Stride Tech Talk: Lisa van Gelder on Microservices

Stride CEO Debbie Madden interviews Stride VP of Engineering Lisa van Gelder

Let's start at the beginning. What's a microservice?

No two people will give you the same answer! In my opinion size isn't important and the name is misleading. It's really about clear responsibilities: you should be able to describe what your service does in a couple of words. This is the Comment Service, this is the Search Service etc. A microservice needs to be deployed and hosted separately - if they aren't you have a distributed monolith. A microservice also needs to have clear data ownership. Its ok for another service to read from a datastore, but one service should be responsible for the schema and data. Having another service change the schema or data you rely on causes problems.

How can a team decide when it's time to move from a monolith to microservices?

You should think about moving to microservices when you start to feel pain. It's all about moving fast - in the beginning, having all your code in one application and deploying it together is the fastest way to go. At some point having a lot of teams all contributing code to the same application starts to get difficult. Everyone is treading on everyone else's toes. It's hard to do big refactors or schema changes without lots of co-ordination between teams. Releasing is complicated and needs lots of co-ordination too - and its hard to know which one of the many changes that just got released to production has caused problems.

How can a team tell where to start? What should be pulled into a microservice first?

I'd focus on the area of the code that is causing the most pain. Is there one part in particular that has performance problems or needs to scale? Is there one part that is going to change very rapidly and require a lot of deployments? Does one part always cause issues when you deploy it to production? You want to have as few dependencies as possible between microservices to ensure you can make changes to one without affecting others, so I'd start by moving code into modules with distinct responsibilities.

Moving from a monolith to microservices can be a saving grace for many unwieldy code bases.
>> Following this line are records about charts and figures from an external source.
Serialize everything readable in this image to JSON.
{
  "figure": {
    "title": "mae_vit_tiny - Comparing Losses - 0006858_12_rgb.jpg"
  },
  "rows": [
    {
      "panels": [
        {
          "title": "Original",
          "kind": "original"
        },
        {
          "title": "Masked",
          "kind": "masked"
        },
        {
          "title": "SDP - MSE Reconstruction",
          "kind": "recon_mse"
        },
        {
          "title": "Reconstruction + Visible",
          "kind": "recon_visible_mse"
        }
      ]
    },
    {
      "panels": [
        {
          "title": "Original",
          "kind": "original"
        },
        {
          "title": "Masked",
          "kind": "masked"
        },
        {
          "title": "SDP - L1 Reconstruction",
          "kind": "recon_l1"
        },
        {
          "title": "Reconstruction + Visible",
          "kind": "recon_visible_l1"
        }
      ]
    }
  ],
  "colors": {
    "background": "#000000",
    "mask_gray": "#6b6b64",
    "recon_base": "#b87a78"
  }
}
What are the top 3 advantages?

Anti-fragile systems: loose coupling means performance problems in one part of the system can be isolated and the system can be more resilient.
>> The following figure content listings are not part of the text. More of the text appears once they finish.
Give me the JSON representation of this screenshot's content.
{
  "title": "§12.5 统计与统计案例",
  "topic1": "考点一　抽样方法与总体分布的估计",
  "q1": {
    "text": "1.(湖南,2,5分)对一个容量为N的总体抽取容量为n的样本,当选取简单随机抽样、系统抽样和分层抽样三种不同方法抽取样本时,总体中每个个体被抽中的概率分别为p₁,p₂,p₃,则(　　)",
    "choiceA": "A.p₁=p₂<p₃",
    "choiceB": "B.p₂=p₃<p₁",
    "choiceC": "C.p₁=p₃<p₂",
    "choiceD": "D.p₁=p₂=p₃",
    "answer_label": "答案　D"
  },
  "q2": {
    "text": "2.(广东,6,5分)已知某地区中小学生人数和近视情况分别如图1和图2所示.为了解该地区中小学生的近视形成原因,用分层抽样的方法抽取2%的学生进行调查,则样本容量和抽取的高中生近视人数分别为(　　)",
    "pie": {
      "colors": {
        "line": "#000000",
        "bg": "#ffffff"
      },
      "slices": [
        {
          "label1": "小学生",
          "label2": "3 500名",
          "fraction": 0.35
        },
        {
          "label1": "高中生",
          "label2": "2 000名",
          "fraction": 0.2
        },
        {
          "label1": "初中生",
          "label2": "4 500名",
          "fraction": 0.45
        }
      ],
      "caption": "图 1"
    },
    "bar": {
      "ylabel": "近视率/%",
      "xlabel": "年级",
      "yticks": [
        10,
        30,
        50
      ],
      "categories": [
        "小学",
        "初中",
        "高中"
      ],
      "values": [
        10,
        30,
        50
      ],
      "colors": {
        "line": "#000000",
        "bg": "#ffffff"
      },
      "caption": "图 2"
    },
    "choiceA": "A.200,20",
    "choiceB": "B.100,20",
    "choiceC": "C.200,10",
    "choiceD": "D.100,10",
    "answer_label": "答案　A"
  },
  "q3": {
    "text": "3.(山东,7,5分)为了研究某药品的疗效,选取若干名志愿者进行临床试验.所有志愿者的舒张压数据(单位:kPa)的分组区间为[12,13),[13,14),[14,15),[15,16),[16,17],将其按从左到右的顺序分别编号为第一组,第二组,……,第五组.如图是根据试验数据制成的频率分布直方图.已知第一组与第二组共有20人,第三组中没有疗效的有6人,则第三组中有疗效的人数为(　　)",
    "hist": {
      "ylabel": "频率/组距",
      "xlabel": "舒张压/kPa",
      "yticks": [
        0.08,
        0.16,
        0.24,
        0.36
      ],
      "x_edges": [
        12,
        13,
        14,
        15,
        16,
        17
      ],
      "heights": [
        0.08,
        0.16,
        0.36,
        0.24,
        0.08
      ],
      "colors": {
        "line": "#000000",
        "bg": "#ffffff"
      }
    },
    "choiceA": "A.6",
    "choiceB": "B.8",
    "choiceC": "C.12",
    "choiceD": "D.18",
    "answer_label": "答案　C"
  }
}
Scaling: It's possible to scale only the parts of the system that really need to scale.

Empowered teams: teams can take control of their own architecture and technology stack and choose the right tool for the right job.

As you highlighted in your XP NYC Meetup talk, moving to microservices isn't without risk. What are the top 3 risks for teams to be aware of?

Tightly coupled services are harder to test and maintain than monoliths! Making changes to a lot of services to get a feature out is painful and requires careful co-ordination. Dependencies between services are really hard to test and hard to debug in production when things go wrong.

Silos: different technology choices by different teams can make cross-team communication and collaboration difficult. If your team has a great solution to a problem in scala, is it useful to my ruby team? Do I need to learn a new programming language to come join your team? When all the Guardian's teams used java we used to have people moving teams every couple of weeks. When we switched to different tech stacks, people stayed on the same team for years. This can impact company culture.

Someone still needs to monitor and maintain all these technologies in production. Developers don't necessarily have the knowledge to implement replication, backups, monitoring etc - but also operations don't want to have to support ten different languages and ten different datastores.

What 3 things do you wish you knew 5 years ago that you know now about the tricks for an effective microservices undertaking?

Shared ownership is key: as well as taking ownership of their own service, developers need to take ownership of the system as a whole. The user doesn't care if the search service has 100% uptime when the shopping cart app is down and they can't buy the product they want. Everyone needs to pull together to investigate outages and fix problems without assigning blame.

Cear SLOs, escalation points and owners: it should be clear what the expectations are when a service goes down. Does someone get paged? If so who? How critical is each service and what is the expected response time if it goes down?

Shared logging and user identifiers. Debugging incidents across services is hard. Having a shared user identifier to track a request between systems is invaluable, as is exporting logs to something like logstash so its possible to track an incident between logs without having to log into a hundred machines.